Buurtzorg T organizes Home-Based Psychiatric Treatment in Europe around small local teams that work closely with people in their own environment. The approach starts with listening and building care plans together with the client and, when appropriate, family or close contacts. Teams also understand local services and can help address issues like isolation, financial stress or lack of daily structure when those challenges affect recovery. Alongside home visits, Buurtzorg T uses online treatment tools so people can continue working on recovery between appointments at their own pace.
Why Do Small Local Teams Matter in Psychiatric Care?
Mental health care can become fragmented when too many professionals are disconnected from the person’s daily reality. In Home-Based Psychiatric Treatment in Europe, smaller local teams are often able to respond faster, adapt care more easily and stay closely involved as situations change. Buurtzorg T works through 76 self-managing neighborhood teams, usually made up of seven or eight professionals including psychiatrists, nurses and therapists. Because decisions stay close to the patient, care can feel more personal and responsive instead of filtered through layers of management.

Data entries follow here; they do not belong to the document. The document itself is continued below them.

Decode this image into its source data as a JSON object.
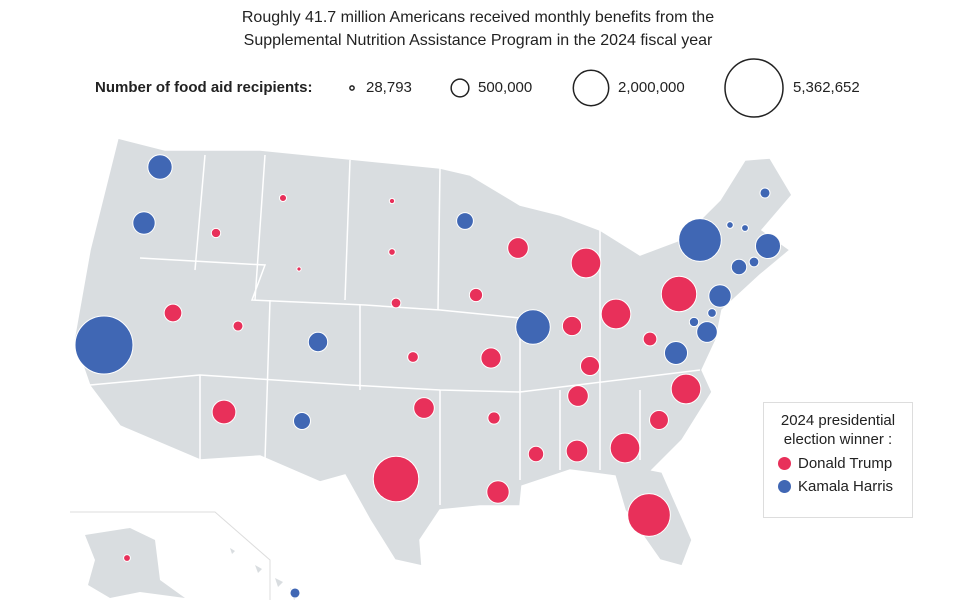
{
  "chart_data": {
    "type": "proportional-symbol-map",
    "title": [
      "Roughly 41.7 million Americans received monthly benefits from the",
      "Supplemental Nutrition Assistance Program in the 2024 fiscal year"
    ],
    "size_legend": {
      "title": "Number of food aid recipients:",
      "values": [
        28793,
        500000,
        2000000,
        5362652
      ],
      "value_labels": [
        "28,793",
        "500,000",
        "2,000,000",
        "5,362,652"
      ]
    },
    "legend_title": [
      "2024 presidential",
      "election winner :"
    ],
    "series": [
      {
        "name": "Donald Trump",
        "color": "#e8305a",
        "values": [
          140000,
          80000,
          28793,
          45000,
          70000,
          150000,
          185000,
          500000,
          160000,
          900000,
          3300000,
          680000,
          280000,
          650000,
          240000,
          800000,
          680000,
          1400000,
          590000,
          1400000,
          580000,
          680000,
          380000,
          750000,
          1400000,
          2900000,
          570000,
          1400000,
          300000,
          2000000,
          75000
        ]
      },
      {
        "name": "Kamala Harris",
        "color": "#4067b4",
        "values": [
          950000,
          800000,
          5362652,
          600000,
          460000,
          450000,
          1900000,
          2900000,
          70000,
          75000,
          160000,
          1000000,
          150000,
          380000,
          800000,
          120000,
          680000,
          140000,
          850000,
          160000
        ]
      }
    ]
  }
}
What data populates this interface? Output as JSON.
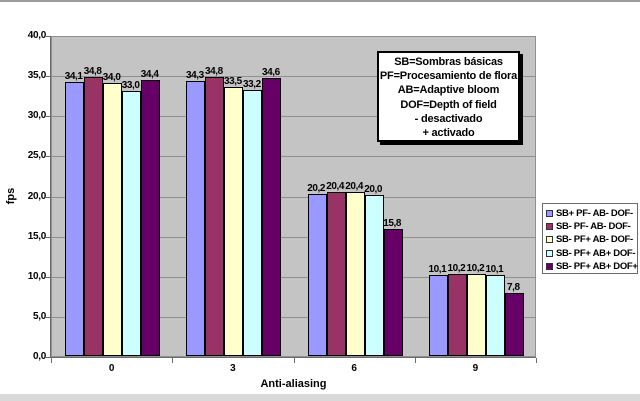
{
  "frame": {
    "top_strip_color": "#9c9c9c",
    "bottom_strip_color": "#d9d9d9"
  },
  "chart_data": {
    "type": "bar",
    "title": "",
    "xlabel": "Anti-aliasing",
    "ylabel": "fps",
    "categories": [
      "0",
      "3",
      "6",
      "9"
    ],
    "series": [
      {
        "name": "SB+ PF- AB- DOF-",
        "color": "#9999FF",
        "values": [
          34.1,
          34.3,
          20.2,
          10.1
        ],
        "labels": [
          "34,1",
          "34,3",
          "20,2",
          "10,1"
        ]
      },
      {
        "name": "SB- PF- AB- DOF-",
        "color": "#993366",
        "values": [
          34.8,
          34.8,
          20.4,
          10.2
        ],
        "labels": [
          "34,8",
          "34,8",
          "20,4",
          "10,2"
        ]
      },
      {
        "name": "SB- PF+ AB- DOF-",
        "color": "#FFFFCC",
        "values": [
          34.0,
          33.5,
          20.4,
          10.2
        ],
        "labels": [
          "34,0",
          "33,5",
          "20,4",
          "10,2"
        ]
      },
      {
        "name": "SB- PF+ AB+ DOF-",
        "color": "#CCFFFF",
        "values": [
          33.0,
          33.2,
          20.0,
          10.1
        ],
        "labels": [
          "33,0",
          "33,2",
          "20,0",
          "10,1"
        ]
      },
      {
        "name": "SB- PF+ AB+ DOF+",
        "color": "#660066",
        "values": [
          34.4,
          34.6,
          15.8,
          7.8
        ],
        "labels": [
          "34,4",
          "34,6",
          "15,8",
          "7,8"
        ]
      }
    ],
    "ylim": [
      0,
      40
    ],
    "ytick_step": 5,
    "ytick_labels": [
      "0,0",
      "5,0",
      "10,0",
      "15,0",
      "20,0",
      "25,0",
      "30,0",
      "35,0",
      "40,0"
    ],
    "grid": true,
    "legend_position": "right",
    "plot_bg": "#C4C4C4",
    "gridline_color": "#8f8f8f",
    "axis_color": "#6b6b6b",
    "bar_border_color": "#000000"
  },
  "annotation_box": {
    "lines": [
      "SB=Sombras básicas",
      "PF=Procesamiento de flora",
      "AB=Adaptive bloom",
      "DOF=Depth of field",
      "- desactivado",
      "+ activado"
    ]
  }
}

What Quality Checks Should Families Look For?
Compassion matters, but strong home-based psychiatric care also needs clear structure and accountability. Families should ask how treatment plans are reviewed, who oversees clinical decisions, how information is shared and what happens if symptoms suddenly worsen. Home-Based Psychiatric Treatment in Europe should still follow strong professional standards even when care happens outside a hospital or clinic. A useful question is whether the provider can keep care personal without losing consistency, documentation or clinical oversight.
How Can Digital Tools Support Home Care Without Replacing It?
Digital tools work best when they strengthen the relationship already built through in-person care. Home-Based Psychiatric Treatment in Europe may include electronic records, online exercises, follow-up tools and e-health programs that support recovery between visits. Buurtzorg T combines home visits with purpose-built digital systems and online treatment options, while family members can also access online information and support resources when appropriate. The goal is not to replace human care but to make support easier to continue between appointments.
What Makes the Model Sustainable for Wider Mental Health Systems?
Home-Based Psychiatric Treatment in Europe becomes more effective when the care model is supported by stable funding, strong governance and team structures that allow clinicians to stay connected to patients over time. Buurtzorg T uses a steward-ownership structure designed to protect its mission and long-term approach to care. Its services are also part of insured specialist mental health care in the Netherlands, helping integrate home-based treatment into the wider healthcare system instead of treating it as a temporary alternative. In practice, long-term sustainability depends on keeping care close enough to everyday life to understand what recovery really requires.